I take note of the fact that the detection was in the year 1987 and more than 25 years have elapsed. 23. In Nortan Mal v. State of Rajasthan (1995 SCC (Crl) 780), the Apex Court has observed that when total ash permissible is not more than 8% by weight and when in a case, the sample obtained from the vendor was 8.38% by weight, the variation is minimal and there could be a possibility of error of judgment in analysis. It was further held that the functions of the Public Analyst being that of an expert, his word in that regard in the normal circumstances is to be given considerable weightage. It was further held that the same cannot be put on the pedestal of being the gospel truth. The Apex Court finally held that the adulteration found in the instant case being marginal, the possibility of there being an error of judgment in analysis and the matter being as mentioned at the outset cannot be ruled out. 24. In the case on hand the food inspector has purchased 6 packets of coriander powder and there was only one packet which contained label declaration.
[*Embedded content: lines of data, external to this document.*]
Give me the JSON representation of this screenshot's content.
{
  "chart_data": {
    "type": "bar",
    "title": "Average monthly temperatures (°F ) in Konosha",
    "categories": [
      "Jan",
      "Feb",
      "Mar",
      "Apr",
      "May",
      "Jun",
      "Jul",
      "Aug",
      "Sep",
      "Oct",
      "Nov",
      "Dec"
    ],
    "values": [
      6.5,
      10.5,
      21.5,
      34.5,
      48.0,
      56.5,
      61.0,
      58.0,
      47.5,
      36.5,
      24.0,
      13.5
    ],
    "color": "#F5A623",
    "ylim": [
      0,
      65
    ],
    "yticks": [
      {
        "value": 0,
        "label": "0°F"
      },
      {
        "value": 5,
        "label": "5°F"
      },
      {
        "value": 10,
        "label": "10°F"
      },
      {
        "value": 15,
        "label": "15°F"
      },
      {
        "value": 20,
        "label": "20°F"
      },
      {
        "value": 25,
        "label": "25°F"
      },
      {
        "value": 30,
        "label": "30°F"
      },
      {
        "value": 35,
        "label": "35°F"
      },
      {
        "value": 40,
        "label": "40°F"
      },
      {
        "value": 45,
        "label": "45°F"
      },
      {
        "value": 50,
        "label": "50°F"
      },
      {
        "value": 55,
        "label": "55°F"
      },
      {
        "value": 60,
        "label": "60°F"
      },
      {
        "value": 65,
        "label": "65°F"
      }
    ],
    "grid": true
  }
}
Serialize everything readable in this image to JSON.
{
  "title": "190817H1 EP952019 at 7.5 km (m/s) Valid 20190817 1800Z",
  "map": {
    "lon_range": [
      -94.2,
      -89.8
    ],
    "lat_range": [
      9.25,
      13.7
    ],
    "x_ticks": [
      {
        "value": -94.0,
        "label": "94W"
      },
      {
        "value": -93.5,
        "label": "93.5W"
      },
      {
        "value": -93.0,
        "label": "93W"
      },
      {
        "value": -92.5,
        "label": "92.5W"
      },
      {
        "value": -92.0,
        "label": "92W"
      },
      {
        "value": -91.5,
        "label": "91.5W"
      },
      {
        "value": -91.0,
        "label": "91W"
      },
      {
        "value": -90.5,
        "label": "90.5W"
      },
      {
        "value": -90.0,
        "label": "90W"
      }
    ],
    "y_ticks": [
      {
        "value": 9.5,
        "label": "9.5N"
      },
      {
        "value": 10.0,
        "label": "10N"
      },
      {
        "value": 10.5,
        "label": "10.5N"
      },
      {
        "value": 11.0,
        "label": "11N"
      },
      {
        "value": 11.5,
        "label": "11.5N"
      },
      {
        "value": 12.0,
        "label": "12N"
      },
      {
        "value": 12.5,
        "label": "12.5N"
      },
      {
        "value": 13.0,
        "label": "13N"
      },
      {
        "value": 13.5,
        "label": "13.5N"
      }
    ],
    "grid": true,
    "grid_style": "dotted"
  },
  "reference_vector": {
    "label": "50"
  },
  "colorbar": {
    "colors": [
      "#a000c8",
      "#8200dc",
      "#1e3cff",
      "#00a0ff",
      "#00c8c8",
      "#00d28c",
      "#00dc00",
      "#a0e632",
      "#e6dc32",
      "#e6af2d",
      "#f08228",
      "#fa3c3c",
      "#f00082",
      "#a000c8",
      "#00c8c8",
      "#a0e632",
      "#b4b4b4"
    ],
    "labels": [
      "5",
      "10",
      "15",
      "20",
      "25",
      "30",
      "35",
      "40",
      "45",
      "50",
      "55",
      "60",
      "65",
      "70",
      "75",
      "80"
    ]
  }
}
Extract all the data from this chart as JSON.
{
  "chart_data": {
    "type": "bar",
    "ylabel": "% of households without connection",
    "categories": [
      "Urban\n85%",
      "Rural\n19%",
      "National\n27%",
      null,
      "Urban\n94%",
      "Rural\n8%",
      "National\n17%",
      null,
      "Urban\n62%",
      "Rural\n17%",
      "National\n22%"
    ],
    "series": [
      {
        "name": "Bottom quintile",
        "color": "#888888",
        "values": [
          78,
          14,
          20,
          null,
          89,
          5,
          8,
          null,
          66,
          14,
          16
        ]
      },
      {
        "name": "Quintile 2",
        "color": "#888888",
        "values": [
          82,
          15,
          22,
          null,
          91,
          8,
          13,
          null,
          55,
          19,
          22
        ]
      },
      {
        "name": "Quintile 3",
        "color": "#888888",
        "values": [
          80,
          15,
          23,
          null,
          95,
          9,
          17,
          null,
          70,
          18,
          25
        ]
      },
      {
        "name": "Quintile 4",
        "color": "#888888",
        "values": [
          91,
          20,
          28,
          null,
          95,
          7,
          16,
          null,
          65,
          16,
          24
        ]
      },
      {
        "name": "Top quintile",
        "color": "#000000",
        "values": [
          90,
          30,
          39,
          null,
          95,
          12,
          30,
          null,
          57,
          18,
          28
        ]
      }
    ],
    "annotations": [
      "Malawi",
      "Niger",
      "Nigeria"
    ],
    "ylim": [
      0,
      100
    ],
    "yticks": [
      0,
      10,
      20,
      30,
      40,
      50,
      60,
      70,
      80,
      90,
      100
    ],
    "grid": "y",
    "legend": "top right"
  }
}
In the facts and circumstances, it cannot be held that the sampling of the food article was conducted by complying with the directives contained in S 11 (1) (b) of the Act. Ext. P11 report prepared by the public analyst based on microscopic examination revealed only marginal increase in total ash content. I am of the view that the failure on the part of the food inspector to make the samples sent for analysis homogeneous and representative has resulted in prejudice more so because the samples sent did not contain identical label declaration. 25. In the facts and circumstances, I am of the considered view that the benefit of doubt has to be extended to the petitioner. In view of the above, the conviction of the petitioner u/s 16 (1) (a)(i), 2 (i-a) of the Prevention of Food Adulteration Act, 1954 cannot be sustained and the same is liable to be set aside. 26. In the result, the revision petition is allowed. The conviction and sentence passed against the petitioner is set aside and the petitioner is set at liberty.